Integrated Confidentiality & Selective Disclosure
Consumer lending involves handling sensitive information (PII and financial documents) that can't be publicly disclosed. Provenance separates data verification from storage.
Sensitive information stays off-chain. The blockchain stores cryptographic hashes that prove data integrity without revealing the actual contents. With these two primitives, Provenance has flexibility on how it moves assets and shares specific messages, enabling access control and selective disclosure.
An example of HELOC securitization savings on Figure's blockchain
A $149M HELOC securitization with leading banks demonstrated how these efficiencies utilizing blockchain break down across the loan lifecycle:
- Origination (23 bps): Eliminated third-party document vaulting, replaced manual validation with on-chain attestations, and removed servicer onboarding fees
- Servicing (26 bps): Automated loan status reporting, eliminated duplicate data feeds, reduced audit labor through shared on-chain records
- Financing (45 bps): Encoded eligibility rules on-chain, enabled real-time verification of borrowing base compliance
- Securitization (23 bps): Automated asset pooling, ownership transfer, and settlement with simultaneous asset and fund release on-chain
Cosmos Interoperability Enables Liquidity & Distribution
Figure’s blockchain Provenance uses the Inter-Blockchain Communication (IBC) protocol, Cosmos’s native first-party interoperability framework, to connect directly with other blockchains, granting them a host of benefits unavailable with other interoperability frameworks.

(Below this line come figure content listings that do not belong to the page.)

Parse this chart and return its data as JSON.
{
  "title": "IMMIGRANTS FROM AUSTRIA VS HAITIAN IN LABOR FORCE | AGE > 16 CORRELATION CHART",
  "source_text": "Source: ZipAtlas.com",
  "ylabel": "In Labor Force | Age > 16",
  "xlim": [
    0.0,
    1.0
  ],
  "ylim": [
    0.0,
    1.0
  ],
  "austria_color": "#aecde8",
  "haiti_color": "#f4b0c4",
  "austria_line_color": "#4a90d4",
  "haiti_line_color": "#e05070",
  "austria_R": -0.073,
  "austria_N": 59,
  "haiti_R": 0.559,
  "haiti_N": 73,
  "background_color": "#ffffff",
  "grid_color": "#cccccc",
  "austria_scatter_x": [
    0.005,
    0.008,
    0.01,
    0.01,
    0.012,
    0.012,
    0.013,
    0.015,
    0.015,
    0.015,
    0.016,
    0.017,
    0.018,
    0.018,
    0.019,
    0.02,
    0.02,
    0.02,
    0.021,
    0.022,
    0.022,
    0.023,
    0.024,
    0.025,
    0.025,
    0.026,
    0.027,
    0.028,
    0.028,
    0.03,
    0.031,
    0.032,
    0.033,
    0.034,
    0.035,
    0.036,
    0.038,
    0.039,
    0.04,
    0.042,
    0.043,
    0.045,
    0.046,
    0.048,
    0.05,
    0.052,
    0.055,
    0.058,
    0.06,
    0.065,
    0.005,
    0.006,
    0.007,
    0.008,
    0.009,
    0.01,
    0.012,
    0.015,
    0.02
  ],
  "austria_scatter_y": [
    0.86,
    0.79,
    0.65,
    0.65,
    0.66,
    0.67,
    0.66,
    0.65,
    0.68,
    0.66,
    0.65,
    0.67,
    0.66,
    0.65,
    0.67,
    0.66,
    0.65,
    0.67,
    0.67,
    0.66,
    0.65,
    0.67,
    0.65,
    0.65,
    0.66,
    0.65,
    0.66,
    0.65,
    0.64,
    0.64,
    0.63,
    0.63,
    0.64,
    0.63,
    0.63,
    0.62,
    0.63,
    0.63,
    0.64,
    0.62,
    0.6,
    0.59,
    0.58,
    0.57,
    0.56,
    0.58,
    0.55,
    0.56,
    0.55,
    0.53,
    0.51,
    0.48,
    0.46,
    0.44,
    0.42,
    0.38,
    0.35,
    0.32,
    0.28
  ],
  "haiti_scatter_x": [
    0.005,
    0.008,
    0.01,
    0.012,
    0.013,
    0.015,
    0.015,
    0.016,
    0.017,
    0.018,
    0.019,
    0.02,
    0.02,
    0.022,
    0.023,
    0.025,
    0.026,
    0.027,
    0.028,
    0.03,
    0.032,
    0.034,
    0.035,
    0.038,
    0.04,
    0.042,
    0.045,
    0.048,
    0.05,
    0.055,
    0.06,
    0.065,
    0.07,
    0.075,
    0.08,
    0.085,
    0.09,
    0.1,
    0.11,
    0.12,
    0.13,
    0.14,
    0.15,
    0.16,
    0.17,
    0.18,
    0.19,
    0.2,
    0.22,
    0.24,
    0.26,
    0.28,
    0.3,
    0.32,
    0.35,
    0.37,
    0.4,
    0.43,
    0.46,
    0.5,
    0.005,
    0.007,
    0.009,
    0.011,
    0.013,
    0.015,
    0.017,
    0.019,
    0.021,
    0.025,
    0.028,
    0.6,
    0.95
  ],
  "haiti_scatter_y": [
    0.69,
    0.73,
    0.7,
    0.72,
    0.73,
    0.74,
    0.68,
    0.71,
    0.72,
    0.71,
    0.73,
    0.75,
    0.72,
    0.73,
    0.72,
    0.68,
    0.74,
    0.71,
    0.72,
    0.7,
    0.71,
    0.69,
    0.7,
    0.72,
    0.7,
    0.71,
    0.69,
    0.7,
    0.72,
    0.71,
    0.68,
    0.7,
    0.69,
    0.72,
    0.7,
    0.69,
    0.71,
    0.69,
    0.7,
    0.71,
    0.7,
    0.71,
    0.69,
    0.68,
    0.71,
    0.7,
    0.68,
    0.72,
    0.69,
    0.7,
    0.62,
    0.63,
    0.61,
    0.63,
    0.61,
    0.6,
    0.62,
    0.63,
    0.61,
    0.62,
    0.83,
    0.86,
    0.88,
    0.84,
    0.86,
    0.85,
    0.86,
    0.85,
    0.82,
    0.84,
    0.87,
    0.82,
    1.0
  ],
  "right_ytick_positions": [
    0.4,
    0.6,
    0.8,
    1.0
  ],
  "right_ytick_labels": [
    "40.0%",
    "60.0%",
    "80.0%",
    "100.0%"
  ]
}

- Maximum cybersecurity: Unlike other interoperability frameworks, IBC has never been exploited or hacked, despite its five-year production history across more than 200 blockchains. It also includes support for additional industry-leading cybersecurity protections, such as asset flow management and governance controls.
- First-Party Interoperability: IBC enables Figure to directly connect to other ledgers without 3rd-party vendors, token bridges, or other intermediaries. Figure’s clients and customers do not need to be exposed to the cybersecurity practices of unknown third parties or pay additional fees for cross-chain transfers during Figure-processed loan activity.
- Access to stablecoins: Figure uses IBC to onboard USDC and other stablecoins as native assets, meaning they can be used across Figure’s products easily.
- Programmability and service export: Figure uses IBC to distribute loans, equity, or recently stock lending, to other digital ledgers, including consumer-oriented blockchains like Solana. Assets retain the compliance, ownership, and lifecycle guarantees set by Figure, even when transferred to other blockchains.
Additionally, the Cosmos Stack is helping create new business opportunities and open new revenue streams. Figure’s secondary loan marketplace (Figure Connect) provides an institutional investor platform for buying, selling, and trading loans, including loan-to-loan and loan-to-security exchanges in which Figure earns transaction fees for facilitating liquidity and price discovery.
Figure Connect led to a reportable total loan transaction volume of $1.1 billion in Q3 2025, up from $767 million in the previous quarter, representing 46% of Consumer Loan Marketplace volume.
What Comes Next
Figure's model shows what happens when you build financial infrastructure on blockchain from the ground up: faster settlement, lower costs, better capital efficiency.
The Cosmos stack (SDK modules for settlement and compliance, CometBFT for instant finality, IBC for secure interoperability, CosmWasm for automated workflows) provides the technical foundation for this next generation of financial infrastructure.